I’ve ended up with a loose collection of journal-like documents, each with a different feel.

  • A master org-mode document, which is always open in a buffer in my Emacs session.

    It contains

    • a plain-text time-stamped journal of thoughts, ideas, workings-through of proofs and formalisms, book and paper reviews, talk notes, meeting notes, phone call notes, etc.
    • detailed step-by-step records of how I’ve installed and configured various pieces of software for specific tasks; “how-tos”, essentially, for when I have to do the same kind of thing again
    • detailed step-by-step records of how I’ve set up various servers
    • to-do lists

    I use org-mode sections, with one top-level heading called Journal containing the bulk of the entries.

    To-do items each get a top-level heading of their own and an org-mode TODO tag. Completed to-do items are demoted to second-level and moved into a “done items” top-level heading.

    When I’m doing paid work, I use org-mode’s timesheet-management commands org-clock-in and org-clock-out under a Timesheet top-level heading; a couple of simple scripts help me prepare summaries for invoicing.

    Here’s a sample of just a few headings - each entry in the real document also has a bunch of text contained within it.

    * Journal
      :VISIBILITY: children
    ** (2011-05-08 14:31:13 tonyg) Vertical interpretation vs Horizontal interpretation :STUDY:
    ** (2011-05-19 00:00:00 tonyg) Inter-network routing: should be *tunnelling* not *chaining*
    ** (2011-05-19 11:49:40 tonyg) Memory Pool System - API for virtual machine interface? :STUDY:
    ** (2011-05-19 18:30:50 tonyg) Scripting languages integrate with system languages. :STUDY:
    ** (2011-05-23 00:00:00 tonyg) Origins of Credit-based Flow Control and Acks, functional this time
    ** (2011-05-24 10:13:33 tonyg) Message buffer size should be determined by arrival-time jitter  :IDEA:
    ** (2011-05-24 10:14:08 tonyg) Fine-grain scheduling in a distributed system using PLLs :IDEA:
    * TODO Build an imperative workalike os.rkt that uses real threads  :PROJECT:
    * TODO Upload ~/src/racket-kademlia
    * TODO racket-rc4: RSA, DSA, DH, ECDH, ECDSA, etc
    * TODO Thank-you notes for xmas gifts!
    * Old, done to-do items
    ** DONE Configure Flashbake and git-syncing for Uni
    ** DONE Write presentation
    ** DONE View mini-DVD and write up evaluation

    Some of the journal entries have gone on to become blog posts here.

    The document lives in a git repository, and a git commit is executed by cron every five minutes. I have checkouts of the repository on the two or three machines I use most frequently.
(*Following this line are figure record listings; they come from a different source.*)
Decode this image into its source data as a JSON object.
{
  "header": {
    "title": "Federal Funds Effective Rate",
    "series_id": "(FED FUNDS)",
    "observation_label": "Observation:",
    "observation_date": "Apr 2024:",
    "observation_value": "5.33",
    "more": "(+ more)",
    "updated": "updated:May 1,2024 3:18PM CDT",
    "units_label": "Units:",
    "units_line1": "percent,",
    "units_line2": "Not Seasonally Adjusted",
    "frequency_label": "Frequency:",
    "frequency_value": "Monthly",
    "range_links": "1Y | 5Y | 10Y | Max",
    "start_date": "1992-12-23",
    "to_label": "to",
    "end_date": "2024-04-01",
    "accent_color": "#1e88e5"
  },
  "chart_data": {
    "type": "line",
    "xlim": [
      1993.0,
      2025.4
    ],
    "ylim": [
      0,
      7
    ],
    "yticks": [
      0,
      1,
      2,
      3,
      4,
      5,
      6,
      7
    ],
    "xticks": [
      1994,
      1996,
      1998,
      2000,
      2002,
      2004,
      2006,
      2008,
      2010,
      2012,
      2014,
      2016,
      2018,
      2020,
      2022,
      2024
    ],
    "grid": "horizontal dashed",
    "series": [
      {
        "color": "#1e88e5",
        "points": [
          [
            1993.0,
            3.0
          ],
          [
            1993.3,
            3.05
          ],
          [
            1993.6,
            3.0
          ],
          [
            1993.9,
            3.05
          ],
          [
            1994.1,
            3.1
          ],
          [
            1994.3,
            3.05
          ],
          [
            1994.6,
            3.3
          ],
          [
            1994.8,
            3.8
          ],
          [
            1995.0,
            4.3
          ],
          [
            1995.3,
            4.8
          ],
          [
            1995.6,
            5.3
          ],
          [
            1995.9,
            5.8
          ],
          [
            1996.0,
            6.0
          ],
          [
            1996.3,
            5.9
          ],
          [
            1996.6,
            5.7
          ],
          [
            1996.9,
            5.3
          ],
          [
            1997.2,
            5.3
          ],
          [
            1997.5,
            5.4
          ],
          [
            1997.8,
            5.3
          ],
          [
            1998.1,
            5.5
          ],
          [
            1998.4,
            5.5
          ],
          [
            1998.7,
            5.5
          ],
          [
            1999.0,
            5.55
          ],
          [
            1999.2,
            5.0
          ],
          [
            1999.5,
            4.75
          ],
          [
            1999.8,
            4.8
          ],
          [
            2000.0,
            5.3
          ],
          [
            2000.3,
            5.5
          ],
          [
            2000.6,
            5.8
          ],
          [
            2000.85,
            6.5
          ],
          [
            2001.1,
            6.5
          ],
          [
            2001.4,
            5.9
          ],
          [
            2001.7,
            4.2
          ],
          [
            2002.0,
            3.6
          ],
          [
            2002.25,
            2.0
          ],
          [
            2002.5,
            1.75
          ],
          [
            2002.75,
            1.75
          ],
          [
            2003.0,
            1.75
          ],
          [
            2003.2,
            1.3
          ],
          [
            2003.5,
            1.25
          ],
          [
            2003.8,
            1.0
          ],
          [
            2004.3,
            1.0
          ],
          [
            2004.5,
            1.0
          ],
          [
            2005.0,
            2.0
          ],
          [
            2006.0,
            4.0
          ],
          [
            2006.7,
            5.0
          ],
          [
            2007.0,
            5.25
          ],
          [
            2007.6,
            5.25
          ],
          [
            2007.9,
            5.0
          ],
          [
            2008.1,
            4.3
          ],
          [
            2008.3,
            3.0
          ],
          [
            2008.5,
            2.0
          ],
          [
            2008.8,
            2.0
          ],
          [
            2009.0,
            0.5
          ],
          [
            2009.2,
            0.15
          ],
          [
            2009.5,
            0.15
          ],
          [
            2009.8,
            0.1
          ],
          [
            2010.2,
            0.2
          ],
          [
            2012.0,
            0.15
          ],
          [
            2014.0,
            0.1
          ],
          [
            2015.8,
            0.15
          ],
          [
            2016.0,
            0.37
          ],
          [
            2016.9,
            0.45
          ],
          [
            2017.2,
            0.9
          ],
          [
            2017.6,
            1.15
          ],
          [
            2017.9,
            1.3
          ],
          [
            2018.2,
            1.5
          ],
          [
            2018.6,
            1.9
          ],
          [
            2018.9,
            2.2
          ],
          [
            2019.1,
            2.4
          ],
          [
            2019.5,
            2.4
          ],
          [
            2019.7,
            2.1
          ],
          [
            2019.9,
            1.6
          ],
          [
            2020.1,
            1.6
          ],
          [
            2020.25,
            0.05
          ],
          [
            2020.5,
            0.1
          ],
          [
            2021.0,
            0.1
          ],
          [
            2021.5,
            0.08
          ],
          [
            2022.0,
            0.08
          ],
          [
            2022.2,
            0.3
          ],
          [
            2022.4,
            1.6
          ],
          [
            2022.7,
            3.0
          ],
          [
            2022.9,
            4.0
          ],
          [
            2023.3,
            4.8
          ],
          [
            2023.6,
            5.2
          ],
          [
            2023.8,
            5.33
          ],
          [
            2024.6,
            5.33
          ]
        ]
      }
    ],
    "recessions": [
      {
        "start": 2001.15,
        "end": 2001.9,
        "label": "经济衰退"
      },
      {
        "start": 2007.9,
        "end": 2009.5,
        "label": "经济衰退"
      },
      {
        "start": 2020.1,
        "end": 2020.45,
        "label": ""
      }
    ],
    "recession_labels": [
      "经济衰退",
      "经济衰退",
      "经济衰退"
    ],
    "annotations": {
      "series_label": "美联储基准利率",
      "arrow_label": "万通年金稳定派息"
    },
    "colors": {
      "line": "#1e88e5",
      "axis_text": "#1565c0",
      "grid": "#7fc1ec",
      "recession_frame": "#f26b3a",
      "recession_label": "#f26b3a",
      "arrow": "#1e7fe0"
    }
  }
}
I make extensive use of a variant of Emacs’ time-stamp feature:

    (defun stamp ()
      (insert (time-stamp-string)))

    … which inserts text like 2019-05-19 13:15:43 tonyg when I run M-x stamp.

  • A second such document, very similar, that also includes slightly more in the way of private or personal information, that I don’t have checkouts of on as many machines.

  • A paper journal, which I use when I need the different style of thinking it affords. The freedom to draw sketches and rough lines connecting thoughts is useful from time to time. I use a nice fountain pen that a friend gave me, even though it smudges horribly because I’m left-handed.

    A journal entry

  • A Google doc that is a project-specific journal for one of my main projects, Syndicate. It’s a Google doc because I share it with various collaborators, and because I occasionally want to put pictures in the file. Otherwise it’s similar in feel to the main org-mode document I use: a record of thoughts, ideas and workings-through.

In every case, the documents function as append-only logs of thoughts and workings-through. I draw on them when digesting and summarising in later write-ups and in writing actual software. They’re mostly useful as an audit log, for finding out what I was thinking or what I did in the past, or for trying to reconstruct an argument.

The electronic documents are searchable, of course. It’s inconvenient that they are in different places, and I sometimes don’t know which of the small number of documents has the item I am looking for, but it’s not too unmanageable.

The paper documents are a different story. I intend eventually to photograph each page of my paper journal as a kind of backup, though I haven’t yet started doing so. Indexing that archive will require a bit of work too.